The prologue to the Temple Beau was written by that man of many parts, James Ralph, the hack writer, party journalist and historian, who was in after years to collaborate with Fielding, both as a theatrical manager and as a journalist. Ralph's opening lines are of interest as bearing on Fielding's antagonism to the harlequinades and variety shows, then threatening the popularity of legitimate drama:
"Humour and Wit, in each politer Age, Triumphant, rear'd the Trophies of the Stage: But only Farce, and Shew, will now go down, And HARLEQUIN'S the Darling of the Town."
Ralph bids his audience turn to the 'infant stage' of Goodman's Fields for matter more worthy their attention; and his promise that there
"The Comick Muse, in Smiles severely gay, Shall scoff at Vice, and laugh its Crimes away"
must surely have been inspired by the young genius from whom twenty years later came the formal declaration of his endeavour, in Tom Jones, "to laugh mankind out of their favourite follies and vices."

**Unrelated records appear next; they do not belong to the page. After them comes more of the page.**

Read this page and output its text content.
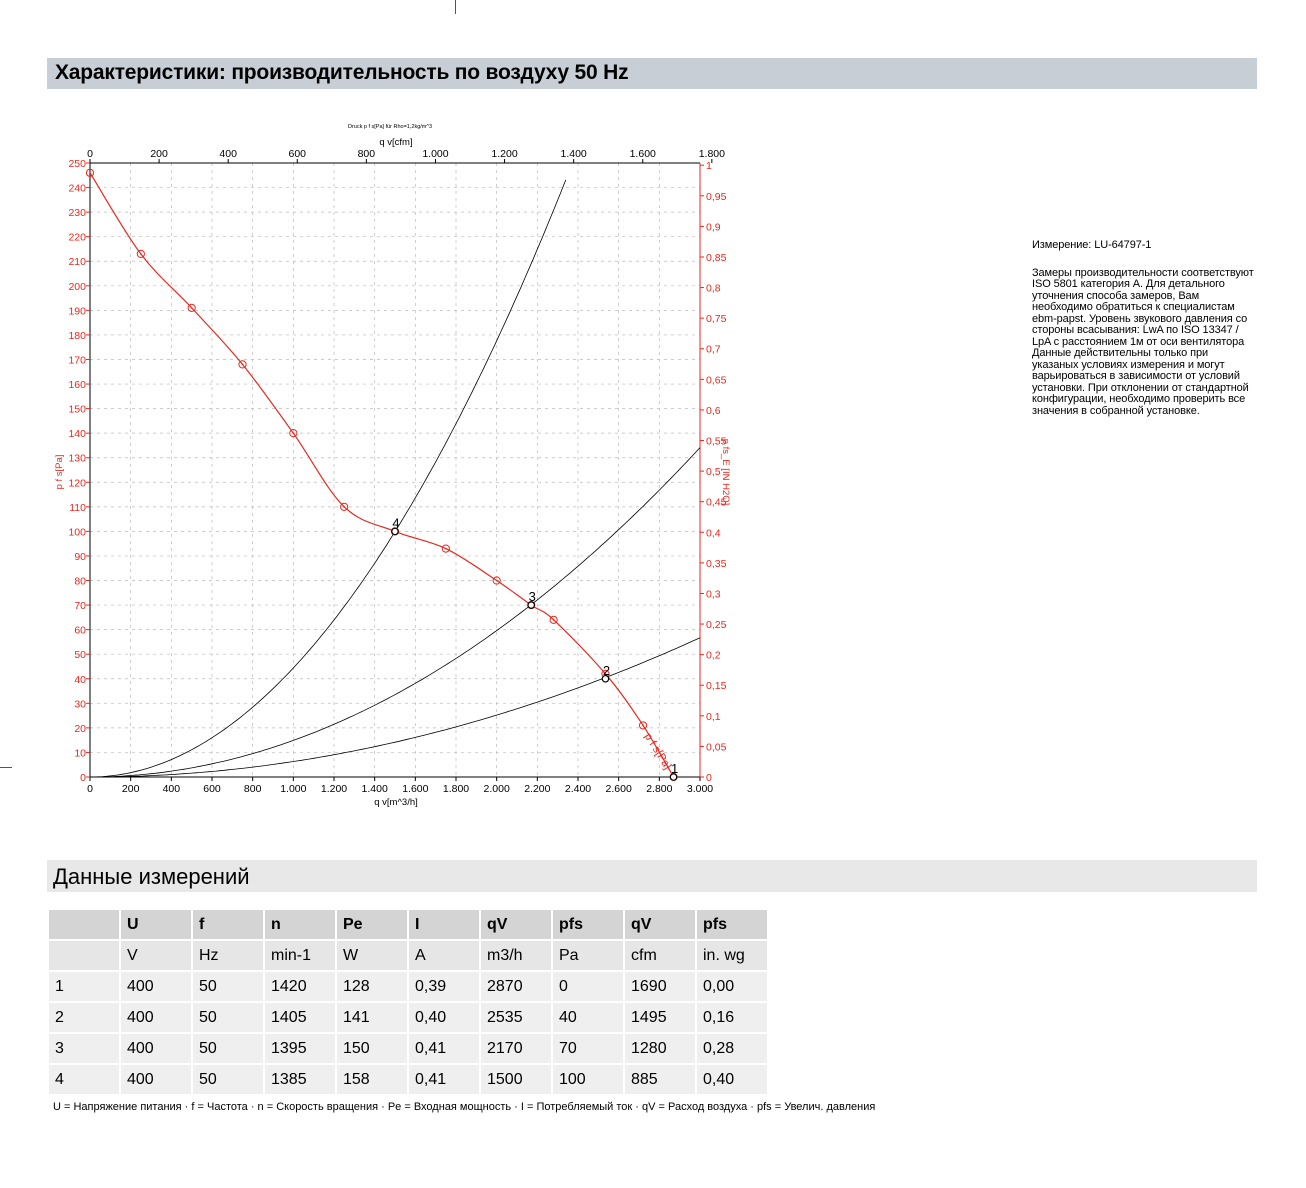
Характеристики: производительность по воздуху 50 Hz
Druck p f s[Pa] für Rho=1,2kg/m^3
q v[cfm]
q v[m^3/h]
p f s[Pa]	p fs_E [IN H2O]
p f s[Pa]
0	200 400 600 800 1.000 1.200 1.400 1.600 1.800 2.000 2.200 2.400 2.600 2.800 3.000
0	200	400	600	800	1.000	1.200	1.400	1.600	1.800
0
10
20
30
40
50
60
70
80
90
100
110
120
130
140
150
160
170
180
190
200
210
220
230
240
250
0
0,05
0,1
0,15
0,2
0,25
0,3
0,35
0,4
0,45
0,5
0,55
0,6
0,65
0,7
0,75
0,8
0,85
0,9
0,95
1
1
2
3
4
Измерение: LU-64797-1
Замеры производительности соответствуют ISO 5801 категория А. Для детального уточнения способа замеров, Вам необходимо обратиться к специалистам ebm-papst. Уровень звукового давления со стороны всасывания: LwA по ISO 13347 / LpA с расстоянием 1м от оси вентилятора Данные действительны только при указаных условиях измерения и могут варьироваться в зависимости от условий установки. При отклонении от стандартной конфигурации, необходимо проверить все значения в собранной установке.
Данные измерений
	U	f	n	Pe	I	qV	pfs	qV	pfs
	V	Hz	min-1	W	A	m3/h	Pa	cfm	in. wg
1	400	50	1420	128	0,39	2870	0	1690	0,00
2	400	50	1405	141	0,40	2535	40	1495	0,16
3	400	50	1395	150	0,41	2170	70	1280	0,28
4	400	50	1385	158	0,41	1500	100	885	0,40
U = Напряжение питания · f = Частота · n = Скорость вращения · Pe = Входная мощность · I = Потребляемый ток · qV = Расход воздуха · pfs = Увелич. давления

The special follies of the Temple Beau have, for background, of course, those precincts in which Fielding was later to labour so assiduously as a student, and as a member of the Middle Temple; but where, as the young Templar of the play observes, "dress and the ladies" might also very pleasantly employ a man's time. But except for an oblique hit at duelling, a custom which Fielding was later to attack with curious warmth, this second play seems to yield few passages of biographical interest. Of very different value for our purpose is the third play, which within only two months appeared from a pen stimulated, presumably, by empty pockets. This was the comedy entitled the Author's Farce, being the first portion of a medley which included the 'Puppet Show call'd the Pleasures of the Town; the whole being acted in the Little Theatre in the Haymarket, long since demolished in favour of the present building.